REAL LEARNING FOR THE REAL WORLD



Q. Granted, the children are happy at RMS. But the hours in nature and the loving environment are just too idyllic. How will such children ever survive in the real world?

A.  Observing nature’s kingdoms, we see that the higher the intelligence quotient in the animal kingdom, the more likely the offspring enjoy prolonged maternal care and guidance. Elephants lavish tender, loving care on their young. The whole herd celebrates each new birth and greets the newborn. First year calves stay in constant touch with their mother, even walking under her in the traveling herd. A nine year old still spends half the time within a few yards of the mother, 5 or 6 years after weaning.
   Elephants are known for the lifelong bonds of affection that strengthen the herd. Even the group that splinters off to form the nucleus of a new herd retains the sense of kinship. Communicating with calls beyond our ability to hear, the herds approach from miles apart to gather at a familiar watering hole. At the destination, the matriarchs are the first to trumpet an exuberant greeting, and run for the tender trunk caress of a long lost relative.
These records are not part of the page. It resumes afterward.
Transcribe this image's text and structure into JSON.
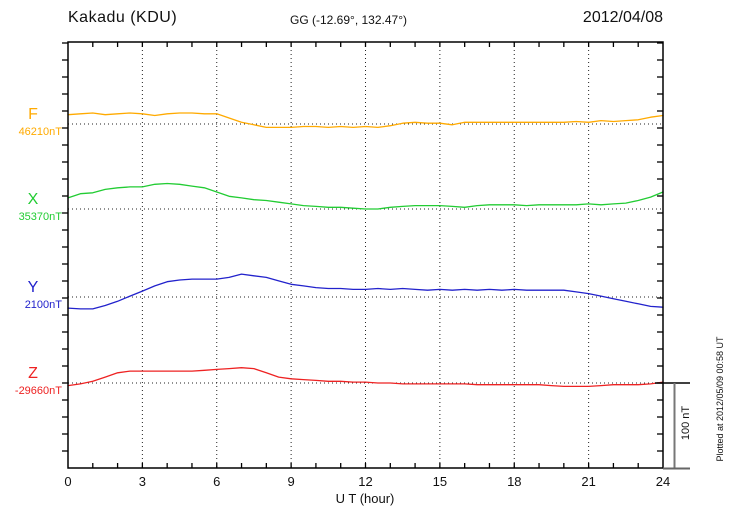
{
  "header": {
    "station": "Kakadu (KDU)",
    "coords": "GG (-12.69°, 132.47°)",
    "date": "2012/04/08"
  },
  "scale_bar": {
    "label": "100 nT"
  },
  "plotted_note": "Plotted at 2012/05/09 00:58 UT",
  "chart_data": {
    "type": "line",
    "title": "Kakadu (KDU)",
    "subtitle": "GG (-12.69°, 132.47°)",
    "date": "2012/04/08",
    "xlabel": "U T (hour)",
    "x_ticks": [
      "0",
      "3",
      "6",
      "9",
      "12",
      "15",
      "18",
      "21",
      "24"
    ],
    "x_range_hours": [
      0,
      24
    ],
    "sample_step_hours": 0.5,
    "grid": "dotted vertical lines every 3 h; dotted horizontal baseline per series; minor ticks every 1 h and every 20 nT",
    "scale_bar_nT": 100,
    "axis_tick_nT": 20,
    "series": [
      {
        "name": "F",
        "baseline_label": "46210nT",
        "baseline_nT": 46210,
        "color": "#FFAA00",
        "offsets_nT": [
          11,
          12,
          13,
          11,
          12,
          13,
          12,
          10,
          12,
          13,
          13,
          12,
          12,
          7,
          2,
          -1,
          -4,
          -4,
          -4,
          -3,
          -3,
          -4,
          -3,
          -4,
          -3,
          -4,
          -2,
          1,
          2,
          1,
          1,
          -1,
          2,
          2,
          2,
          2,
          2,
          2,
          2,
          2,
          2,
          3,
          2,
          4,
          3,
          4,
          5,
          8,
          10
        ]
      },
      {
        "name": "X",
        "baseline_label": "35370nT",
        "baseline_nT": 35370,
        "color": "#22CC33",
        "offsets_nT": [
          13,
          18,
          19,
          23,
          25,
          26,
          26,
          29,
          30,
          29,
          27,
          25,
          20,
          15,
          13,
          11,
          10,
          8,
          6,
          4,
          3,
          2,
          2,
          1,
          0,
          0,
          2,
          3,
          4,
          4,
          4,
          3,
          2,
          4,
          5,
          5,
          5,
          4,
          5,
          5,
          5,
          5,
          6,
          5,
          6,
          7,
          10,
          14,
          20
        ]
      },
      {
        "name": "Y",
        "baseline_label": "2100nT",
        "baseline_nT": 2100,
        "color": "#2222CC",
        "offsets_nT": [
          -13,
          -14,
          -14,
          -10,
          -5,
          1,
          7,
          13,
          18,
          20,
          21,
          21,
          21,
          23,
          27,
          25,
          23,
          19,
          15,
          13,
          11,
          10,
          10,
          9,
          9,
          10,
          9,
          10,
          9,
          8,
          9,
          8,
          9,
          8,
          9,
          8,
          9,
          8,
          8,
          8,
          8,
          6,
          4,
          1,
          -2,
          -5,
          -8,
          -11,
          -12
        ]
      },
      {
        "name": "Z",
        "baseline_label": "-29660nT",
        "baseline_nT": -29660,
        "color": "#EE2222",
        "offsets_nT": [
          -3,
          -1,
          2,
          7,
          12,
          14,
          14,
          14,
          14,
          14,
          14,
          15,
          16,
          17,
          18,
          17,
          12,
          7,
          5,
          4,
          3,
          2,
          2,
          1,
          1,
          0,
          0,
          -1,
          -1,
          -1,
          -1,
          -1,
          -1,
          -2,
          -2,
          -2,
          -2,
          -2,
          -2,
          -3,
          -4,
          -4,
          -4,
          -3,
          -2,
          -2,
          -2,
          -1,
          1
        ]
      }
    ]
  }
}
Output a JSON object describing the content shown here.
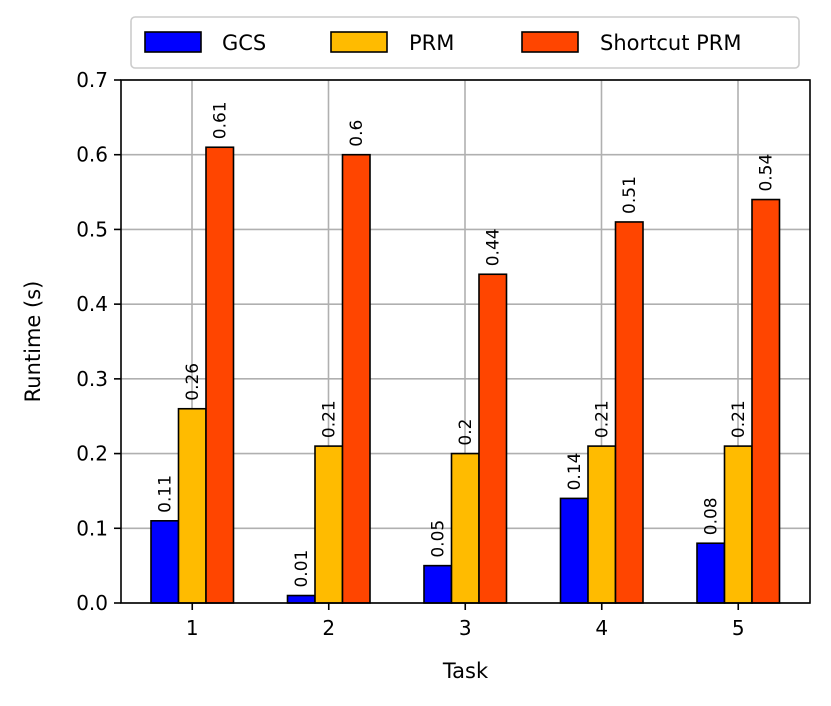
{
  "chart_data": {
    "type": "bar",
    "categories": [
      "1",
      "2",
      "3",
      "4",
      "5"
    ],
    "series": [
      {
        "name": "GCS",
        "values": [
          0.11,
          0.01,
          0.05,
          0.14,
          0.08
        ],
        "color": "#0000ff"
      },
      {
        "name": "PRM",
        "values": [
          0.26,
          0.21,
          0.2,
          0.21,
          0.21
        ],
        "color": "#ffbb00"
      },
      {
        "name": "Shortcut PRM",
        "values": [
          0.61,
          0.6,
          0.44,
          0.51,
          0.54
        ],
        "color": "#ff4500"
      }
    ],
    "data_labels": [
      [
        "0.11",
        "0.01",
        "0.05",
        "0.14",
        "0.08"
      ],
      [
        "0.26",
        "0.21",
        "0.2",
        "0.21",
        "0.21"
      ],
      [
        "0.61",
        "0.6",
        "0.44",
        "0.51",
        "0.54"
      ]
    ],
    "yticks": [
      "0.0",
      "0.1",
      "0.2",
      "0.3",
      "0.4",
      "0.5",
      "0.6",
      "0.7"
    ],
    "xlabel": "Task",
    "ylabel": "Runtime (s)",
    "ylim": [
      0,
      0.7
    ],
    "grid": true,
    "legend_position": "top"
  }
}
   While the intelligent matriarch relies on the accuracy of her memory to lead the herd to watering holes, humans have new levels to consider in the guidance of our young. We have been gifted with intelligence that grasps abstract concepts; that includes an imagination capable of conceiving new possibilities; that ponders and reflects on one’s own existence and relationships.
   Human generative intelligence can design and redesign its own social systems. Understandably, the initial approach to schooling was in schoolhouses for learning the three ‘r’s, not otherwise covered in farming or subsistence living. Later two working parents necessitated a place to house and educate children during the day. A century later smartness is often judged by exercise of the memory, accompanied by pride in markers that mean little in the totality of life.  Like muscles that require flexing, invaluable traits that foster high intelligence, including a fertile imagination, enthusiasm for whole brain/body challenges, and the individual will to forge new pathways, atrophy in seated confinement.
   Like baby elephants our children learn best in the livingness of life, encouraged by the whole herd. A new challenge beckons: how to fold the learning of children into the warmth of community, the accessibility of wild nature, and the vitality of meaningful experiences and projects. The goal is to massage vitality into the soul, heart, brain, body intelligence in sync. Atop the graves of grades and scores for children, let new markers measure the system’s proficiency in finding the key to each child’s enthusiasm for a unique, fulfilling path. In this case independently derived goals drive the learning. Coupled with the richness of experiential imprints, the memory becomes a resource for real human brilliance to meet pressing social and ecological challenges.
   Graduates empowered by real learning can greatly impact the real world.